The Depression years were difficult here. Labor organizers came and stirred unrest and violence. Mill villages were tough areas. The Burlington Mills community became known as "Little Chicago." Through the efforts of mill owners, ministers, and concerned citizens, however, these conditions were reversed. Mill owners sold mill houses to employees, generating pride on the part of the new owners, not only in their homes but in the community as well. They demanded a safe place for their children, and with city officials, they made it happen.
Some diversity came to the industrial community in World War II, as an aircraft factory was opened, bringing in many new citizens to Burlington’s work force. After the war, Western Electric came, adding electronics to the economic base.
Textiles still prevailed, however, and in the 1970s, severe recession struck here. Unemployment rose to almost 20 percent at one point. With local leadership, diversification in the local job market began to occur, and there is no longer such reliance on a single industry. Textile employment remains heavy, but the largest single employer is now a medical diagnostic company. Again, adversity proved to be a new opportunity. Diversity is now a reality and recession is less a threat.
In the 1950s, Burlington suffered a critical water shortage. This posed a threat not only to existing industry and business but also to future growth in those areas. The city set out to correct that and ensure it never happened again. A new reservoir was built in the late 1950s, and almost as soon as it was placed in use, plans began for another water supply, which has now become a reality. Burlington has one of the best water supplies in the state, including two separate water treatment plants, a situation envied by our larger neighbors. Burlington’s water supply is a tremendous attraction to new industry.
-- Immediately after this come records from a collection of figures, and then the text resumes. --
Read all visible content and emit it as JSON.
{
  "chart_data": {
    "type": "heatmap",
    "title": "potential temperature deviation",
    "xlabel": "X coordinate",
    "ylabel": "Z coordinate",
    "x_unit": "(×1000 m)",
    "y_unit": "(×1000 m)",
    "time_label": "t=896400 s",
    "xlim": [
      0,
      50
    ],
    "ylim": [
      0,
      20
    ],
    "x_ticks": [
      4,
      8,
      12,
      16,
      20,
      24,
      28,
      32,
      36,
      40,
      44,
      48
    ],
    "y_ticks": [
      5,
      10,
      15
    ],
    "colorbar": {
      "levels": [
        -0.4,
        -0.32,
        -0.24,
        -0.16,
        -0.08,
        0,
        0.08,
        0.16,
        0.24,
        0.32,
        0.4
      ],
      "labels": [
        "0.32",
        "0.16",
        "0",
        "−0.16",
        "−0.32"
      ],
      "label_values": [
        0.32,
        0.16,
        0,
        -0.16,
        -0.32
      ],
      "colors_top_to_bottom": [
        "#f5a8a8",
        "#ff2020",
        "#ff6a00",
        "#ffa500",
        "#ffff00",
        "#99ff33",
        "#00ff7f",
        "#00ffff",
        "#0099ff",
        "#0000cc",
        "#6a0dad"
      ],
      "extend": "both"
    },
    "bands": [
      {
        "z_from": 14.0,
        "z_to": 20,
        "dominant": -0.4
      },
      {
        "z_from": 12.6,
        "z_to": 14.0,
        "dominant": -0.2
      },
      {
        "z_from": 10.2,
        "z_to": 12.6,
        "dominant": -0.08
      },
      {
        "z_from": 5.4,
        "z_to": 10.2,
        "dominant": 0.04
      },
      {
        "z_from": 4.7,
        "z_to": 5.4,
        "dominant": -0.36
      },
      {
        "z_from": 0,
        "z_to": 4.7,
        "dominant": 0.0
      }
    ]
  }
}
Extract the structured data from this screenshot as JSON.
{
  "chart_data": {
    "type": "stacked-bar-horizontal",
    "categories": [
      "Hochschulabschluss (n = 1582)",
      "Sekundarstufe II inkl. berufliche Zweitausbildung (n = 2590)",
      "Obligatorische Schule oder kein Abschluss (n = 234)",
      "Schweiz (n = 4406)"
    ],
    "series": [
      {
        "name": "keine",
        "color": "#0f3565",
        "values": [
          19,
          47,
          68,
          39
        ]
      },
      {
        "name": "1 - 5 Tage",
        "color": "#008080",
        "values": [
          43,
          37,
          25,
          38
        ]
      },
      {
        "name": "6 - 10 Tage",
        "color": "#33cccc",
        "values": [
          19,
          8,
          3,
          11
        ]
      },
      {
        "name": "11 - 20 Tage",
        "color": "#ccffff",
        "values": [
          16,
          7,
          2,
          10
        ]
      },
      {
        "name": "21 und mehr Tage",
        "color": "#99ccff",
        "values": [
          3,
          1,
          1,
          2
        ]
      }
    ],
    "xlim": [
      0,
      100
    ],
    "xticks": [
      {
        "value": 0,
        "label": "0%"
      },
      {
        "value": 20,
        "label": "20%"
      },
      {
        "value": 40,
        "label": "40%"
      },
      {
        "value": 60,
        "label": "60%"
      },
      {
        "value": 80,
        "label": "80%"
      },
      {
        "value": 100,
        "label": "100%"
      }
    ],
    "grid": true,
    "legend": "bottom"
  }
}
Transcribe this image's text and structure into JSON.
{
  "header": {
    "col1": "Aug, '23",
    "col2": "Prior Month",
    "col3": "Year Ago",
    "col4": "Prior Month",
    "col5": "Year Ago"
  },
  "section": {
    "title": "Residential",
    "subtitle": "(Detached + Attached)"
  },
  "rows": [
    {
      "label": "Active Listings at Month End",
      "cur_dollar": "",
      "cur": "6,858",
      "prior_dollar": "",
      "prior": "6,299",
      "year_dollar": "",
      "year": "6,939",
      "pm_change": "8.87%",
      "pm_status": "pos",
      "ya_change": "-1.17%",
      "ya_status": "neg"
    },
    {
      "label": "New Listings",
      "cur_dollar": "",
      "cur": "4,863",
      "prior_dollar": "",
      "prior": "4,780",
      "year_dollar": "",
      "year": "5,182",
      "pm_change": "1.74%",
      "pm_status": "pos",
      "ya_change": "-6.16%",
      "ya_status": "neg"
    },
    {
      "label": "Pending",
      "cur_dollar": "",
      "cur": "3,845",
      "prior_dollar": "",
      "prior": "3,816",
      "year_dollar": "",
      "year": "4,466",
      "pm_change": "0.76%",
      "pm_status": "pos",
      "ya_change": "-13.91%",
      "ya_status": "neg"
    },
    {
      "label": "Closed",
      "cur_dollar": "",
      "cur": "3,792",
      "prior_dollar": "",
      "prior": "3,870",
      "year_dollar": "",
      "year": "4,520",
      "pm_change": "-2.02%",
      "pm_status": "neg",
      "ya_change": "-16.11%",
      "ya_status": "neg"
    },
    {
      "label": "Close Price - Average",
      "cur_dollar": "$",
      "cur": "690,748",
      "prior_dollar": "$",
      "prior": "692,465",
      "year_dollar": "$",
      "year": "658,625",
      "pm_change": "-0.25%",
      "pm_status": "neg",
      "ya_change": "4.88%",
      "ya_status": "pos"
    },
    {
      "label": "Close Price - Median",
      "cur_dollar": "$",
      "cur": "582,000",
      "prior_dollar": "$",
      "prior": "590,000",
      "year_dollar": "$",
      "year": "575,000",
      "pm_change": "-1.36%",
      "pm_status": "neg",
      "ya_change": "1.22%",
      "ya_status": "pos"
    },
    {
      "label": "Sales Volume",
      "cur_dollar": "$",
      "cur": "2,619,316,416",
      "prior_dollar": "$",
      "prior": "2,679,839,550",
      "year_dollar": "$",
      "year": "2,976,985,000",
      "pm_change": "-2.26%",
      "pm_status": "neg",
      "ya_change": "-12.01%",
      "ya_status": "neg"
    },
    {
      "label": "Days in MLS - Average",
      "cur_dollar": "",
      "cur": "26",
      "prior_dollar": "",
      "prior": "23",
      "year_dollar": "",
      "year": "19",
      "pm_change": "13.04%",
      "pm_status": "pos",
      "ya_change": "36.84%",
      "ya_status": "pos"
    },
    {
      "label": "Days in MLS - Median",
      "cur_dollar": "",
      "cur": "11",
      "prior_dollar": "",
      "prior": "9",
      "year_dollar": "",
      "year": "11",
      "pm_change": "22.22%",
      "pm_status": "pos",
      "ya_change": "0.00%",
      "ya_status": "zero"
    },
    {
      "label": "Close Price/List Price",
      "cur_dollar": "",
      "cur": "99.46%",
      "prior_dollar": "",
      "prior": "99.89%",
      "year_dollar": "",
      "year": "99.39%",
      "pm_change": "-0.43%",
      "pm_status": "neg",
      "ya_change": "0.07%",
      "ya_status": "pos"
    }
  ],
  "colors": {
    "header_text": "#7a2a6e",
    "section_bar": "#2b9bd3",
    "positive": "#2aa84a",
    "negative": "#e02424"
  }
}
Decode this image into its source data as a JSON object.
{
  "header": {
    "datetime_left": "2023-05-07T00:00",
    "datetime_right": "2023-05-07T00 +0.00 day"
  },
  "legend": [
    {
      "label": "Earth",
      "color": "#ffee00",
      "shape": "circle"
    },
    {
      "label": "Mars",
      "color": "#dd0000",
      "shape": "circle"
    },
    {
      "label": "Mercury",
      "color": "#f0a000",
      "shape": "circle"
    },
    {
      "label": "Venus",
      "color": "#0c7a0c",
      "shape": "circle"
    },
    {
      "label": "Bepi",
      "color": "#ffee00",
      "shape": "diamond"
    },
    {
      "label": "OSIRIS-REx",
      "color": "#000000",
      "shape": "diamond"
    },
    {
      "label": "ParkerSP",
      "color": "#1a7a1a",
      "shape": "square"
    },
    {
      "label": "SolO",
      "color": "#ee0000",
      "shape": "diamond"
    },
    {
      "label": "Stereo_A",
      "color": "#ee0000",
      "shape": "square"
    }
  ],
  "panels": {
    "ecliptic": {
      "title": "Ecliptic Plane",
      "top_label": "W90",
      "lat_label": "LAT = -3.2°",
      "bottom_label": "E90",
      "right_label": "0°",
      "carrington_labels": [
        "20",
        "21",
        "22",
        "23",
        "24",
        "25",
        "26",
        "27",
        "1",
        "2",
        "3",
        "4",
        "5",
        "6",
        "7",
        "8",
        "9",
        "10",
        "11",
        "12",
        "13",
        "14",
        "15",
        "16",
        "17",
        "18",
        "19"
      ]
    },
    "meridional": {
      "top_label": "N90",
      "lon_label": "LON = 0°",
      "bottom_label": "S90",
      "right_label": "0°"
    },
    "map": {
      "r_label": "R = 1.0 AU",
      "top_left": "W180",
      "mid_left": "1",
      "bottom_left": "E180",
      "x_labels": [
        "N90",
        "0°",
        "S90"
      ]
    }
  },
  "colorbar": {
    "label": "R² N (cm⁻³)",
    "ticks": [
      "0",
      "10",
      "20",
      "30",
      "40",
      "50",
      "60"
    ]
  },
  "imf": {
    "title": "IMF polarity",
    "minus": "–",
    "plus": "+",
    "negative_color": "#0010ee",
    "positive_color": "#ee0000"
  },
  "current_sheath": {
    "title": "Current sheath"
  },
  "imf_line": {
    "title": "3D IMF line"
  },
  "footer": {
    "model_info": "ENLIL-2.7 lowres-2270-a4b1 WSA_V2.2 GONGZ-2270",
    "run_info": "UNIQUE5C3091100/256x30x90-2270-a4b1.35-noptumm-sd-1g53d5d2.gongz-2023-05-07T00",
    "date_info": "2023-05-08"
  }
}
We felt the racial unrest of the 1960s in a sharp way. However, through the efforts of bi-racial organizations, school desegregation was accomplished far more orderly than in neighboring areas.
Today, Burlington enjoys a unique position in North Carolina. It is home to major industry, to growing retail and residential development, and now it is facing up to a new challenge—the growing presence of Hispanics in the population mix. Already, there are changes in education, in the retail community and in the employment market to meet these demographics and meld the newcomers into the population. It just adds to the reality that in Burlington, we spell adversity O-P-P-O-R-T-U-N-I-T-Y.